Она сказала, что ей смертельно грустно ехать одной без него, который так мечтал о Москве, так мечтал оставить эти проклятые богом места и прожить остаток жизни, от которой ничего [уже] не хочешь, кроме покоя и радости, с сыном - в этом новом мире… И вот - он лежит всю ночь в могиле, а она поедет в Москву, где, говорят, люди счастливы, веселы, бодры и полны планов и делают какие-то особенные дела. Эстер сказала, что ей тяжело оставить все их могилы - отцов и дедов, раввинов и цадиков, талмудистов, покоящихся под традиционными серыми камнями. Она их больше не увидит - и как он, ее сын, ответит перед ней, когда ей придется умирать в чужой земле, среди невообразимо чужих людей… И потом - как простит она себе - если ей в Москве будет хорошо житься?..

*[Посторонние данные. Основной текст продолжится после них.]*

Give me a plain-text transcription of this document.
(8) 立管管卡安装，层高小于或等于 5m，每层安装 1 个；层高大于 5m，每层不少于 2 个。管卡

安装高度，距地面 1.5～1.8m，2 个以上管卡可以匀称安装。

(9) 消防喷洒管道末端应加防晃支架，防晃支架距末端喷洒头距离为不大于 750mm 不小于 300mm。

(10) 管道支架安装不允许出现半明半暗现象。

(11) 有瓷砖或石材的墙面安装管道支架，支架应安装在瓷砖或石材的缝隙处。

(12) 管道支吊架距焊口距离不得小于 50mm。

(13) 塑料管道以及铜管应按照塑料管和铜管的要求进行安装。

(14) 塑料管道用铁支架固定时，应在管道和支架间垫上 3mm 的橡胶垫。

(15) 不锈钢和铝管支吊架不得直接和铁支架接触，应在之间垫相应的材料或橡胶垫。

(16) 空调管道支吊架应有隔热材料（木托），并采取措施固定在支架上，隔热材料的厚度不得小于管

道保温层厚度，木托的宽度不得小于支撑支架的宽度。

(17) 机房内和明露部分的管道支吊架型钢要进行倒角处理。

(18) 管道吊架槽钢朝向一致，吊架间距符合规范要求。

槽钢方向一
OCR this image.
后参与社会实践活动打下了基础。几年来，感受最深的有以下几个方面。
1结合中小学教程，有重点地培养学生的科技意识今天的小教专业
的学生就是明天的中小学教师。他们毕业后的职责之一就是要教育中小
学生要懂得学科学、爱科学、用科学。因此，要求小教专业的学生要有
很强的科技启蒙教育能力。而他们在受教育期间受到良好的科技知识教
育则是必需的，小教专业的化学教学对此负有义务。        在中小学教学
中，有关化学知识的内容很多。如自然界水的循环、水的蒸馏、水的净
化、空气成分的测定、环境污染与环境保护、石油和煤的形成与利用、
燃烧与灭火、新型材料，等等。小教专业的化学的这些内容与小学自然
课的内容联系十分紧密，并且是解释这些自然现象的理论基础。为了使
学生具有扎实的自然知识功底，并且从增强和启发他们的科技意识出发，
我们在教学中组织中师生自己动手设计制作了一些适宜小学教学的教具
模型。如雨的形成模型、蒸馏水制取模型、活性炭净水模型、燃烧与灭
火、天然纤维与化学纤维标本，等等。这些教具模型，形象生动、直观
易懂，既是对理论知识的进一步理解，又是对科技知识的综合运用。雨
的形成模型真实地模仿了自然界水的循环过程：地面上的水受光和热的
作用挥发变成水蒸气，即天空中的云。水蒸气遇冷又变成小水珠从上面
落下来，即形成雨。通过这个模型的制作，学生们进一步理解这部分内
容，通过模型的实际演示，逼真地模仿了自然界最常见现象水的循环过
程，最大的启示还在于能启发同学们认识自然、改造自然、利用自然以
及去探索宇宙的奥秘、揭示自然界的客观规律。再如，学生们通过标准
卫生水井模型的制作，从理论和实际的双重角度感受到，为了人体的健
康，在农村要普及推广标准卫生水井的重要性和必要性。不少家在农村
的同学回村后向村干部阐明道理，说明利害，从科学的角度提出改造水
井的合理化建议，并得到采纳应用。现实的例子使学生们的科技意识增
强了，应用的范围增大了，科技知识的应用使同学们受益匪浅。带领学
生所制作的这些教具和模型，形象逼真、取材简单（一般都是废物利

[Искривленные увлажнившиеся пальцы ее старческих подагрических рук дрожали, когда Эстер высказывала, как нестерпимо ей быть счастливой в это время. На желтой ее груди страшно выступали и ходили жилы. В железную крышу стучался [маленький] дождь…] Во второй раз, с тех пор как приехал ее сын, маленькая старая еврейка в местечковых туфлях заплакала. Она согласилась поехать в Москву, так как больше некуда было ехать и потому, что сын ее так был похож на мужа, что ей нельзя было оставить его. <…>
III
Больше всего споров было из-за вещей. Мать хотела взять все с собой, Борис настаивал на том, чтобы со всем развязаться, продавать. Но продавать в Кременце было некому, жителям было не до мебели, маклаки, похожие на погребальщиков, маклаки, неведомо откуда взявшиеся, похожие на пришельцев с того света, злобные люди, давали гроши. Маклаки имели в виду крестьян. Но тут помогли родственники. Опомнившись от первых душевных движений, они стали тащить к себе кто что мог. И так как по душе своей они были честные и не мелочные люди, то зрелище этого глухого тасканья было особенно печальным. Мать, растерявшись [и] покрывшись болезненным румянцем, пыталась было схватить чью-то руку, но <…> [вдруг] все поняла, в одно мгновенье, и всему ужаснулась - и тому, что кому-то надо воспрепятствовать в этом мучительном [деле], и тому, что люди, с которыми она выросла, не помня себя уносят шкафы и простыни из ее дому. Вещи были отправлены большой скоростью. Родственники, расплатившись, увязывали тюки. Они вдруг опомнились и, сидя на тюках, [поняли], что они остаются в Кременце и никогда его не оставят. Старуха сунула-таки в тюки пуховик и корыто для выварки белья.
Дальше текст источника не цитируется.